Comment remédier à ce chaos ? Faut-il démolir l’édifice tout entier et rebâtir un nouveau système ? Ou doit-on s’efforcer de tirer le meilleur parti des éléments existants afin de produire le maximum d’effet utile avec le minimum de perturbation ? La réponse ne saurait être douteuse un seul instant. L’esprit anglais est très évolutionniste et très peu révolutionnaire, aussi disposé à tout modifier, qu’opposé à rien abolir. Dans le cas qui nous occupe, il sent très vivement que le système dont nous venons de donner une idée, si hétérogène et chaotique qu’il soit, est un des organes vivants de la vie nationale, et il a un trop grand respect de la vie pour vouloir risquer de la compromettre par une opération chirurgicale radicale, mais imprudente. En un mot, la seule chose possible et peut-être la seule chose souhaitable est une réorganisation et non une création de novo.
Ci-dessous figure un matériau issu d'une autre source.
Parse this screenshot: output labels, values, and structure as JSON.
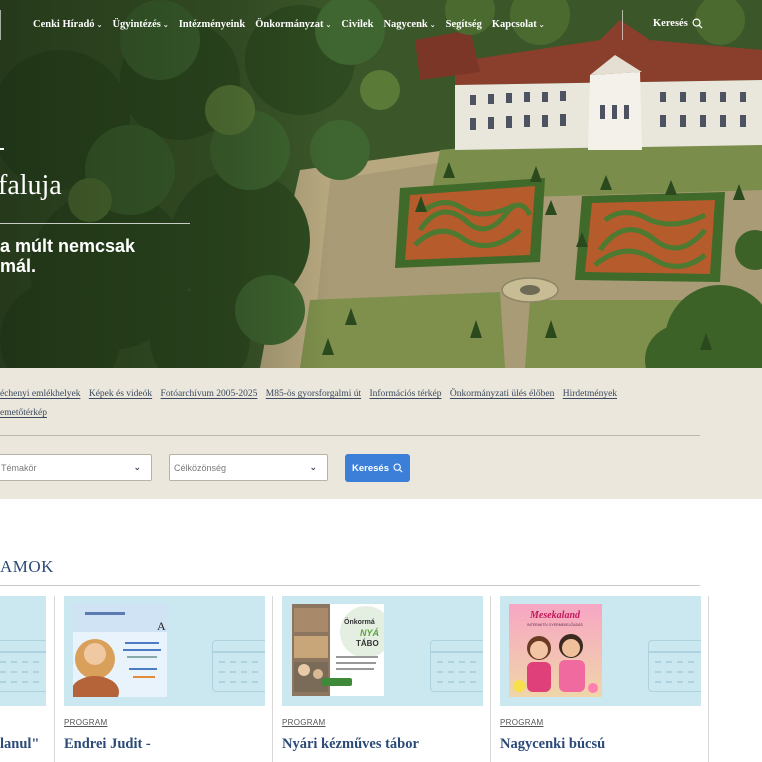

Ceci étant admis, il reste à savoir ce que devra être cette réorganisation. À qui faut-il en confier le premier soin ? Aux autorités locales ou au pouvoir central ? Une expérience antérieure peut nous aider à répondre à cette question. Elle avait donné aux autorités locales des pouvoirs assez étendus, dont celles-ci ne purent faire usage, par suite de rivalités entre les divers corps et conseils qui les constituent. Le résultat serait le même aujourd’hui. Et, en admettant que ces rivalités ne paralysent pas leur action, il est fort douteux que, à l’heure actuelle, en présence des difficultés de l’œuvre à accomplir, les autorités locales se décident à entreprendre cette œuvre ou l’entreprennent avec une suffisante compétence. C’est donc vers le pouvoir central qu’il faut se tourner. Le malheur est que, en matière d’éducation, il n’y a pas, en Angleterre, de pouvoir central. Nous n’avons pas de ministre de l’Instruction publique, le Lord Président du Conseil Privé, qui en tient la place, n’en exerçant que fort peu les fonctions. Et, d’autre part, le contrôle central, en matière d’enseignement, au lieu d’appartenir à une seule administration, est partagé entre quatre corps, conseils ou rouages administratifs divers.
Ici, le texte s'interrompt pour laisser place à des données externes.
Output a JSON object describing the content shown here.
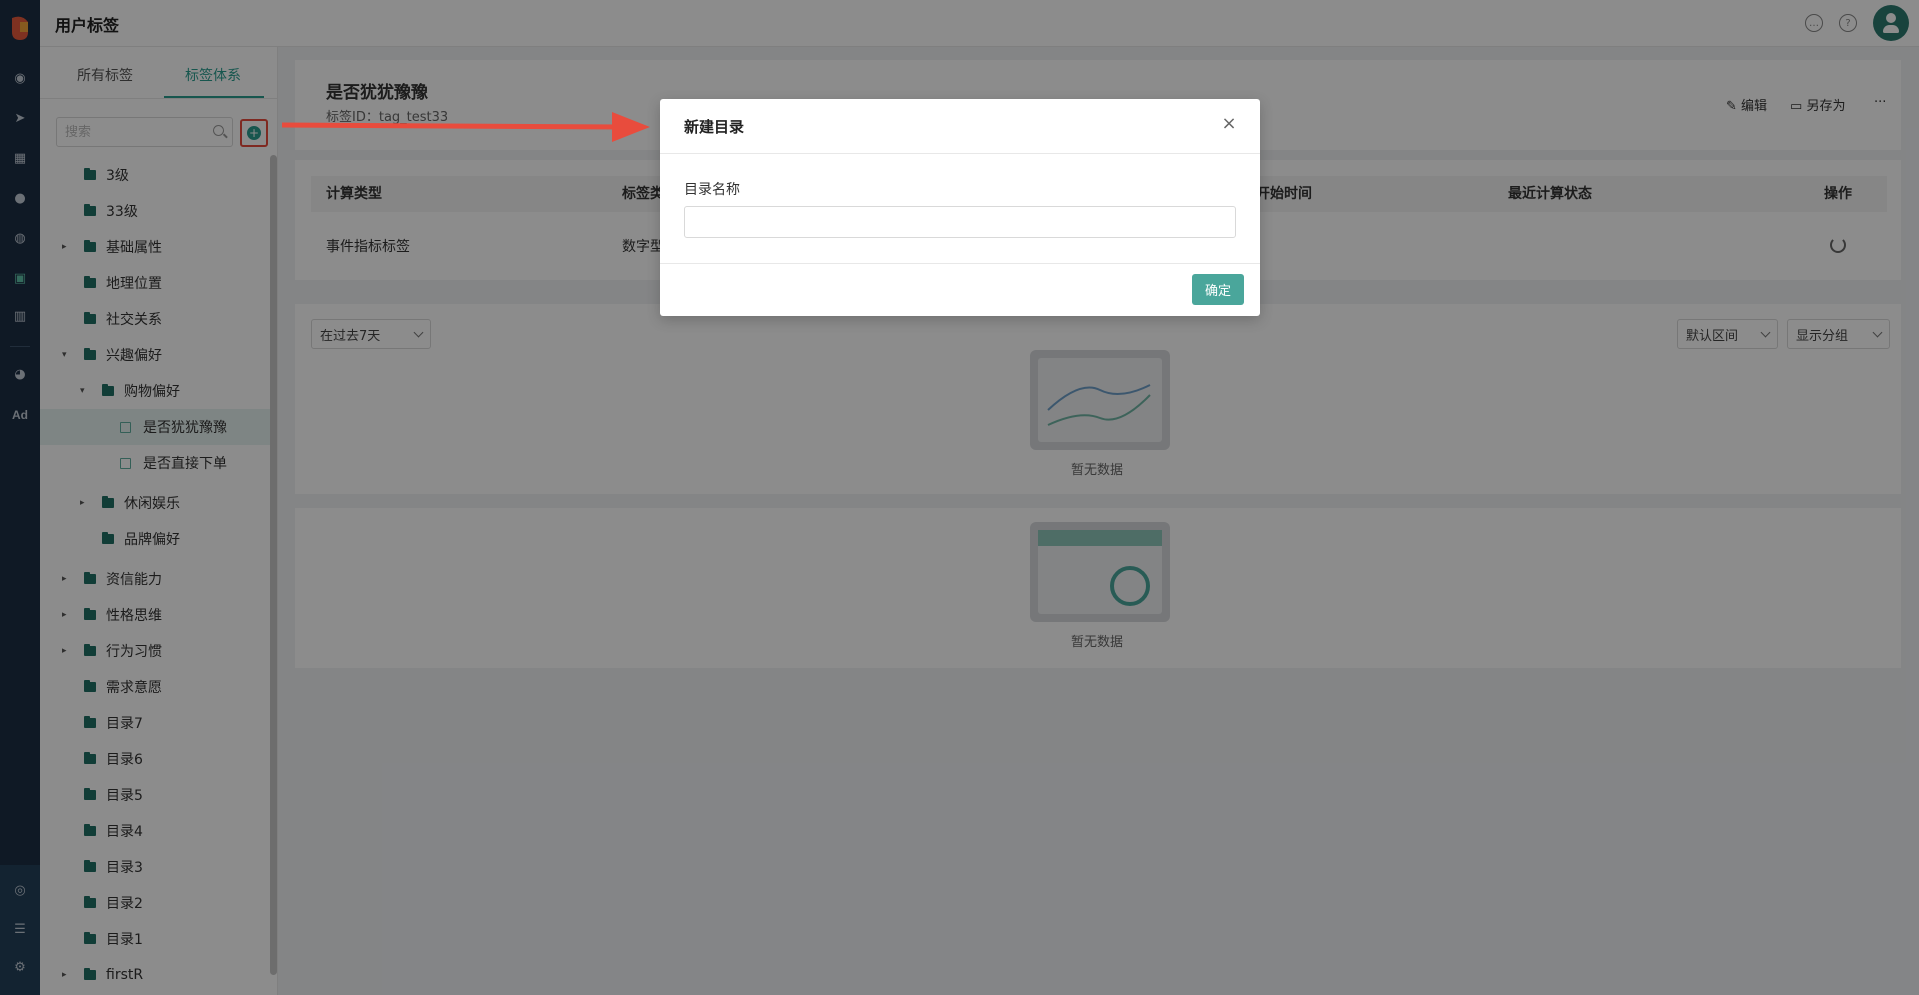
{
  "app": {
    "title": "用户标签"
  },
  "rail": {
    "icons": [
      "dashboard-icon",
      "send-icon",
      "table-icon",
      "user-icon",
      "users-icon",
      "tag-icon",
      "chart-icon",
      "wechat-icon"
    ],
    "ad_label": "Ad",
    "bottom_icons": [
      "eye-icon",
      "server-icon",
      "gear-icon"
    ]
  },
  "header": {
    "icons": [
      "message-icon",
      "help-icon",
      "avatar"
    ]
  },
  "panel": {
    "tabs": [
      {
        "label": "所有标签"
      },
      {
        "label": "标签体系"
      }
    ],
    "active_tab": 1,
    "search_placeholder": "搜索",
    "tree": [
      {
        "label": "3级",
        "level": 0,
        "type": "folder",
        "caret": ""
      },
      {
        "label": "33级",
        "level": 0,
        "type": "folder",
        "caret": ""
      },
      {
        "label": "基础属性",
        "level": 0,
        "type": "folder",
        "caret": "▸"
      },
      {
        "label": "地理位置",
        "level": 0,
        "type": "folder",
        "caret": ""
      },
      {
        "label": "社交关系",
        "level": 0,
        "type": "folder",
        "caret": ""
      },
      {
        "label": "兴趣偏好",
        "level": 0,
        "type": "folder",
        "caret": "▾"
      },
      {
        "label": "购物偏好",
        "level": 1,
        "type": "folder",
        "caret": "▾"
      },
      {
        "label": "是否犹犹豫豫",
        "level": 2,
        "type": "tag",
        "caret": "",
        "selected": true
      },
      {
        "label": "是否直接下单",
        "level": 2,
        "type": "tag",
        "caret": ""
      },
      {
        "label": "休闲娱乐",
        "level": 1,
        "type": "folder",
        "caret": "▸"
      },
      {
        "label": "品牌偏好",
        "level": 1,
        "type": "folder",
        "caret": ""
      },
      {
        "label": "资信能力",
        "level": 0,
        "type": "folder",
        "caret": "▸"
      },
      {
        "label": "性格思维",
        "level": 0,
        "type": "folder",
        "caret": "▸"
      },
      {
        "label": "行为习惯",
        "level": 0,
        "type": "folder",
        "caret": "▸"
      },
      {
        "label": "需求意愿",
        "level": 0,
        "type": "folder",
        "caret": ""
      },
      {
        "label": "目录7",
        "level": 0,
        "type": "folder",
        "caret": ""
      },
      {
        "label": "目录6",
        "level": 0,
        "type": "folder",
        "caret": ""
      },
      {
        "label": "目录5",
        "level": 0,
        "type": "folder",
        "caret": ""
      },
      {
        "label": "目录4",
        "level": 0,
        "type": "folder",
        "caret": ""
      },
      {
        "label": "目录3",
        "level": 0,
        "type": "folder",
        "caret": ""
      },
      {
        "label": "目录2",
        "level": 0,
        "type": "folder",
        "caret": ""
      },
      {
        "label": "目录1",
        "level": 0,
        "type": "folder",
        "caret": ""
      },
      {
        "label": "firstR",
        "level": 0,
        "type": "folder",
        "caret": "▸"
      }
    ]
  },
  "detail": {
    "title": "是否犹犹豫豫",
    "id_text": "标签ID：tag_test33",
    "edit_label": "编辑",
    "save_as_label": "另存为",
    "more_label": "···"
  },
  "table": {
    "headers": [
      "计算类型",
      "标签类",
      "算开始时间",
      "最近计算状态",
      "操作"
    ],
    "row": [
      "事件指标标签",
      "数字型"
    ]
  },
  "filters": {
    "time_range": "在过去7天",
    "interval": "默认区间",
    "group": "显示分组"
  },
  "empty_text": "暂无数据",
  "modal": {
    "title": "新建目录",
    "field_label": "目录名称",
    "field_value": "",
    "ok_label": "确定",
    "close_label": "×"
  },
  "colors": {
    "accent": "#2a9d8f",
    "rail_bg": "#1c2e44",
    "annotation_red": "#e84c3d",
    "primary_button": "#4aa69b"
  }
}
La première chose à faire, par conséquent, doit être la création d’un Ministère de l’Instruction publique concentrant les pouvoirs actuellement répartis entre quatre administrations différentes, unification qui n’ira pas sans quelques tiraillements et quelques crises. Cette autorité centrale une fois créée (et dûment assistée d’ailleurs d’un conseil consultatif de l’Enseignement secondaire où seraient représentés et défendus par leurs champions naturels, les intérêts, les libertés et les principes des écoles secondaires actuelles) devra établir un mode d’inspection plus ou moins obligatoire des écoles secondaires, capable de renseigner l’État et les familles sur la valeur et le niveau de leur enseignement. Le but à atteindre en effet, n’est pas de créer un type immuable d’école secondaire, ni d’empêcher des rivalités et des concurrences souvent profitables par les innovations qu’elles suscitent. Ce que l’on se proposera, en instituant l’inspection d’État, c’est de donner aux bonnes écoles secondaires un moyen de faire reconnaître leur qualité, et de se distinguer, par l’estampille officielle, des mauvaises petites écoles qui ne seront pas capables de l’obtenir. Ce sera alors le tour des autorités locales d’intervenir dans la vie des écoles secondaires de leur district, en aidant celles qui se suffisent difficilement à elles-mèmes, et en les rendant réellement les organes de l’enseignement secondaire public par l’institution de bourses au profit des élèves venant des écoles primaires. Il sera aussi de leur devoir et dans leurs attributions de favoriser la création de nouvelles écoles secondaires dans les arrondissements qui en ont été jusqu’ici privés.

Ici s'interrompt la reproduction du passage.